A study conducted by Dr. Laurence Steinberg of Temple University revealed that a higher incidence of anxiety, depression, behavioral problems, and alcohol abuse was found in children of overindulgent families than in children from homes in which parents set consistent boundaries and responsibilities. Taking on household responsibilities really is good for children!
Chores need deadlines—relatively tight deadlines for daily chores, and more lenient deadlines for less frequent chores. On evenings when everyone has eaten dinner together (perhaps at 7 P.M.), family members should know that dinner dishes must be done by 8 P.M. (and you can always point out that with a chore such as kitchen clean-up, the sooner they do it the less difficult it is).
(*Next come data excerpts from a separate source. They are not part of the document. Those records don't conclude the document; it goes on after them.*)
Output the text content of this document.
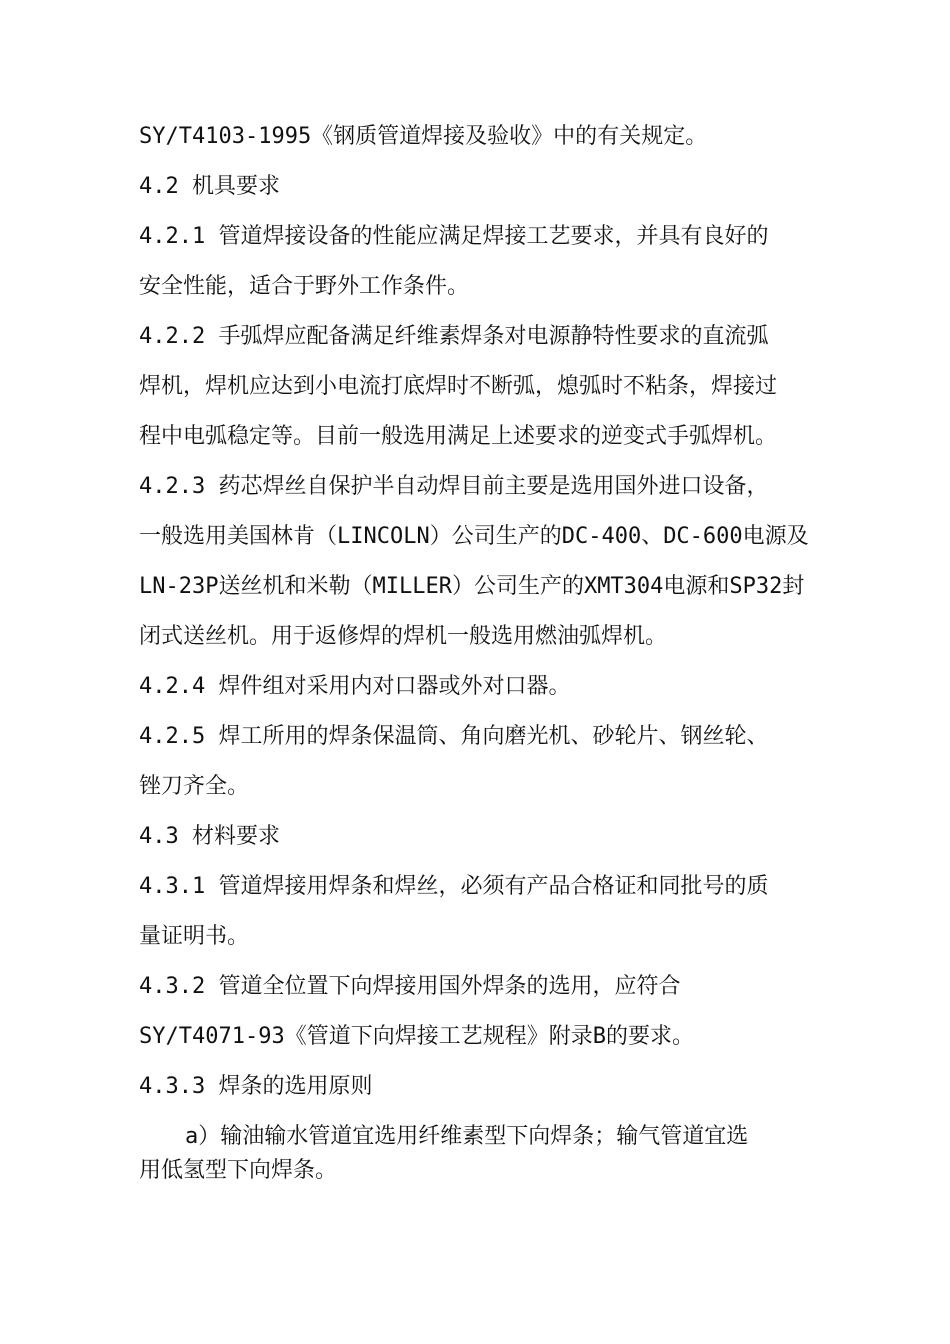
SY/T4103-1995《钢质管道焊接及验收》中的有关规定。
4.2 机具要求
4.2.1 管道焊接设备的性能应满足焊接工艺要求，并具有良好的
安全性能，适合于野外工作条件。
4.2.2 手弧焊应配备满足纤维素焊条对电源静特性要求的直流弧
焊机，焊机应达到小电流打底焊时不断弧，熄弧时不粘条，焊接过
程中电弧稳定等。目前一般选用满足上述要求的逆变式手弧焊机。
4.2.3 药芯焊丝自保护半自动焊目前主要是选用国外进口设备，
一般选用美国林肯（LINCOLN）公司生产的DC-400、DC-600电源及
LN-23P送丝机和米勒（MILLER）公司生产的XMT304电源和SP32封
闭式送丝机。用于返修焊的焊机一般选用燃油弧焊机。
4.2.4 焊件组对采用内对口器或外对口器。
4.2.5 焊工所用的焊条保温筒、角向磨光机、砂轮片、钢丝轮、
锉刀齐全。
4.3 材料要求
4.3.1 管道焊接用焊条和焊丝，必须有产品合格证和同批号的质
量证明书。
4.3.2 管道全位置下向焊接用国外焊条的选用，应符合
SY/T4071-93《管道下向焊接工艺规程》附录B的要求。
4.3.3 焊条的选用原则
a）输油输水管道宜选用纤维素型下向焊条；输气管道宜选
用低氢型下向焊条。
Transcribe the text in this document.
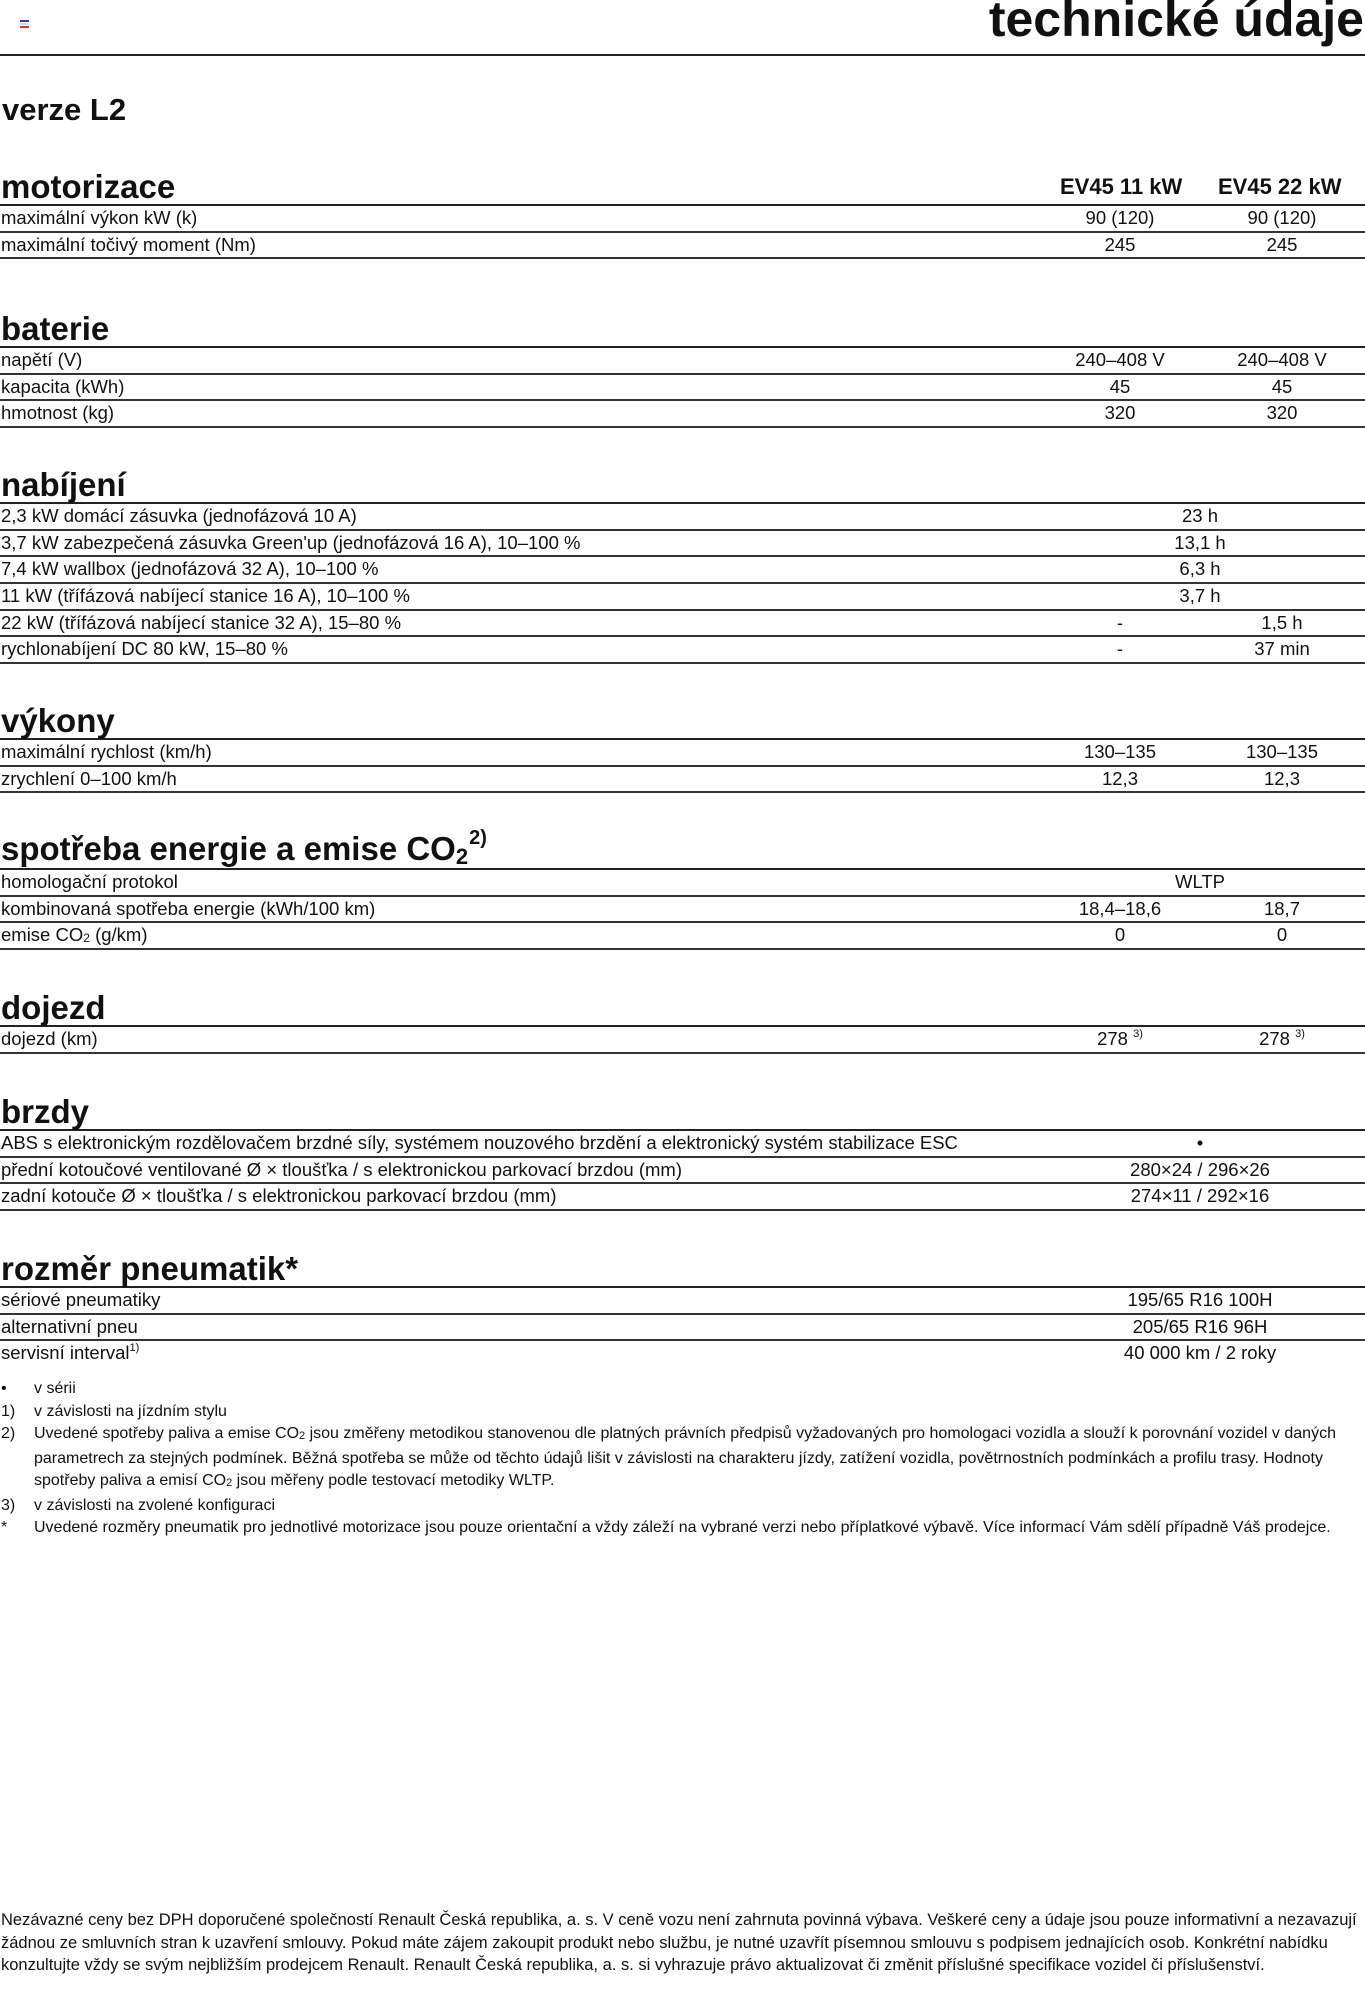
technické údaje
verze L2
motorizace	EV45 11 kW EV45 22 kW
maximální výkon kW (k)	90 (120)	90 (120)
maximální točivý moment (Nm)	245	245
baterie
napětí (V)	240–408 V	240–408 V
kapacita (kWh)	45	45
hmotnost (kg)	320	320
nabíjení
2,3 kW domácí zásuvka (jednofázová 10 A)	23 h
3,7 kW zabezpečená zásuvka Green'up (jednofázová 16 A), 10–100 %	13,1 h
7,4 kW wallbox (jednofázová 32 A), 10–100 %	6,3 h
11 kW (třífázová nabíjecí stanice 16 A), 10–100 %	3,7 h
22 kW (třífázová nabíjecí stanice 32 A), 15–80 %	-	1,5 h
rychlonabíjení DC 80 kW, 15–80 %	-	37 min
výkony
maximální rychlost (km/h)	130–135	130–135
zrychlení 0–100 km/h	12,3	12,3
spotřeba energie a emise $CO_2^{2)}$
homologační protokol	WLTP
kombinovaná spotřeba energie (kWh/100 km)	18,4–18,6	18,7
emise $CO_2$ (g/km)	0	0
dojezd
dojezd (km)	278 $^{3)}$	278 $^{3)}$
brzdy
ABS s elektronickým rozdělovačem brzdné síly, systémem nouzového brzdění a elektronický systém stabilizace ESC	•
přední kotoučové ventilované Ø × tloušťka / s elektronickou parkovací brzdou (mm)	280×24 / 296×26
zadní kotouče Ø × tloušťka / s elektronickou parkovací brzdou (mm)	274×11 / 292×16
rozměr pneumatik*
sériové pneumatiky	195/65 R16 100H
alternativní pneu	205/65 R16 96H
servisní interval$^{1)}$	40 000 km / 2 roky
• v sérii
1) v závislosti na jízdním stylu
2) Uvedené spotřeby paliva a emise $CO_2$ jsou změřeny metodikou stanovenou dle platných právních předpisů vyžadovaných pro homologaci vozidla a slouží k porovnání vozidel v daných parametrech za stejných podmínek. Běžná spotřeba se může od těchto údajů lišit v závislosti na charakteru jízdy, zatížení vozidla, povětrnostních podmínkách a profilu trasy. Hodnoty spotřeby paliva a emisí $CO_2$ jsou měřeny podle testovací metodiky WLTP.
3) v závislosti na zvolené konfiguraci
* Uvedené rozměry pneumatik pro jednotlivé motorizace jsou pouze orientační a vždy záleží na vybrané verzi nebo příplatkové výbavě. Více informací Vám sdělí případně Váš prodejce.
Nezávazné ceny bez DPH doporučené společností Renault Česká republika, a. s. V ceně vozu není zahrnuta povinná výbava. Veškeré ceny a údaje jsou pouze informativní a nezavazují žádnou ze smluvních stran k uzavření smlouvy. Pokud máte zájem zakoupit produkt nebo službu, je nutné uzavřít písemnou smlouvu s podpisem jednajících osob. Konkrétní nabídku konzultujte vždy se svým nejbližším prodejcem Renault. Renault Česká republika, a. s. si vyhrazuje právo aktualizovat či změnit příslušné specifikace vozidel či příslušenství.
Laundry should be folded shortly after the dryer stops to reduce wrinkling. If your teen is in the middle of something at that point, ask him when he can do the folding (in 15 minutes? in 30 minutes?) and set the kitchen timer to remind him.
An advantage to setting a loose deadline for weekly chores (such as wiping down the porch furniture before Friday at 6 P.M.) is that your teen can feel more freedom as to when the chore is done and will learn a different type of responsibility. If he does it Thursday, then Friday afternoon he can get the weekend off to an early start with his friends.
If you're at work in the afternoon when your teen arrives home, you've got a perfect opportunity to delegate specific chores with a set deadline. Your child can start dinner or organize the house for you in the afternoon, at her leisure—so long as it's done before you get home. Leave a checklist for each afternoon, detailing what dinner is planned and what must be done ahead of time.
As schedules change, you'll need to conduct a chore review so that family members still have an assignment they can maintain with their new schedule.